One logic I've thought of is to store all x points as the keys in a map A and all y points as the keys in another map B.
Map A will have x as the key and y values as the value.
Map B will have y as the key and the associated struct as the value.
This way, if the given point is (10.5,20.6), I can use upper_bound(10.5+RECTANGLE_WIDTH) and lower_bound(10.5-RECTANGLE_WIDTH) to find the range of x values lying within the rectangle and for the corresponding y values, find whether the y values lie within the +- range of 20.6.
My whole point of using map was because I have a massive store of x,y points and the searching has to be done every two seconds. So I had to use the log(n) search of map.
I feel that this can be done in a more efficient way. Suggestions?
This is a typical application for a quadtree. The quadtree facilitates lookup of the m points lying in your rectangle in O(log(n) + m), where n is the total number of points.
Edit: Your approach using the map is not nearly as efficient. For randomly distributed points, it would have an O(sqrt(n)) average complexity, and O(n) worst-case.
How about you store the points as a simple 2 dimensional array of pointers to those structs, and when you need to find a point x,y it's a simple index operation. The same goes for any other points (x+a,y+b).
If you use a std::map of points the lookup will always be O(log N) where N is the number of points you have.
Your other option would be to divide your search space into buckets and put your point into buckets. You then calculate in your rectangle:
any buckets for which all the points are inside your rectangle
any for which there is some overlap.
For those that there is some overlap you can then look up in your collection which is O(M) if you use the right collection type per bucket, but M should be smaller than N. It may even be that M rarely exceeds a handful in which case you can probably check them linearly.

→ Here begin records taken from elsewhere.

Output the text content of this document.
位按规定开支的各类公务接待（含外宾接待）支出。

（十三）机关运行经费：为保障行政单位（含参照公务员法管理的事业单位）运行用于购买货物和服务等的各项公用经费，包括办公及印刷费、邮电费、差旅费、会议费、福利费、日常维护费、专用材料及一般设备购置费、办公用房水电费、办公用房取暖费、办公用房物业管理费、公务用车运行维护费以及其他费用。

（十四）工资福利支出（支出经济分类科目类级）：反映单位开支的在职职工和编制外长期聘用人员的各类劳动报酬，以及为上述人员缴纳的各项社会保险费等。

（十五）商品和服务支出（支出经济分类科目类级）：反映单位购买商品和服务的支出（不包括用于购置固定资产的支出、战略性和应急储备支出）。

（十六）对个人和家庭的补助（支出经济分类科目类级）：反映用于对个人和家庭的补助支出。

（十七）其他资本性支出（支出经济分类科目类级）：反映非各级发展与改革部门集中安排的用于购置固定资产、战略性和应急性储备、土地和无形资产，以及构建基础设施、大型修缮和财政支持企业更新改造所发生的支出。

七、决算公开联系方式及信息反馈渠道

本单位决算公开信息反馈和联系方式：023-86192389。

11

Working out which buckets overlap is a constant time operation but you have to run through these linearly (even to check if they are empty) so having too many of them may also be an issue.
The first observation would be that std::map wouldn't be the most efficient structure in any case. Your input is pretty much fixed, apparently (from the comments). In that case, std::binary_search on a sorted std::vector is more efficient. The main benefit of std::map over a sorted std::vector is that insertion is O(log N) instead of O(N), and you don't need that.
The next observation would be that you can probabaly afford to be a bit inaccurate in the first phase. Your output set will probably be a lot smaller than the total number of points (else a linear search would be in order). But assuming that this is the case, you might benefit from rounding up your rectangle. This will result in more candidate points, which you then check against the precise boundary.
For instance, if your points lay randomly distributed in the XY plane between (0,0) and (200,300), it would be possible to create a 20x30 matrix with each holding an subarea of size (10,10). If you now need points in the rectangle from (64,23) to (78, 45), you need to check subareas [6,2], [6,3], [6,4], [7,2], [7,3] and [7,4] - only 6 of the 600. In the second step, you'd throw out results such as (61, 25).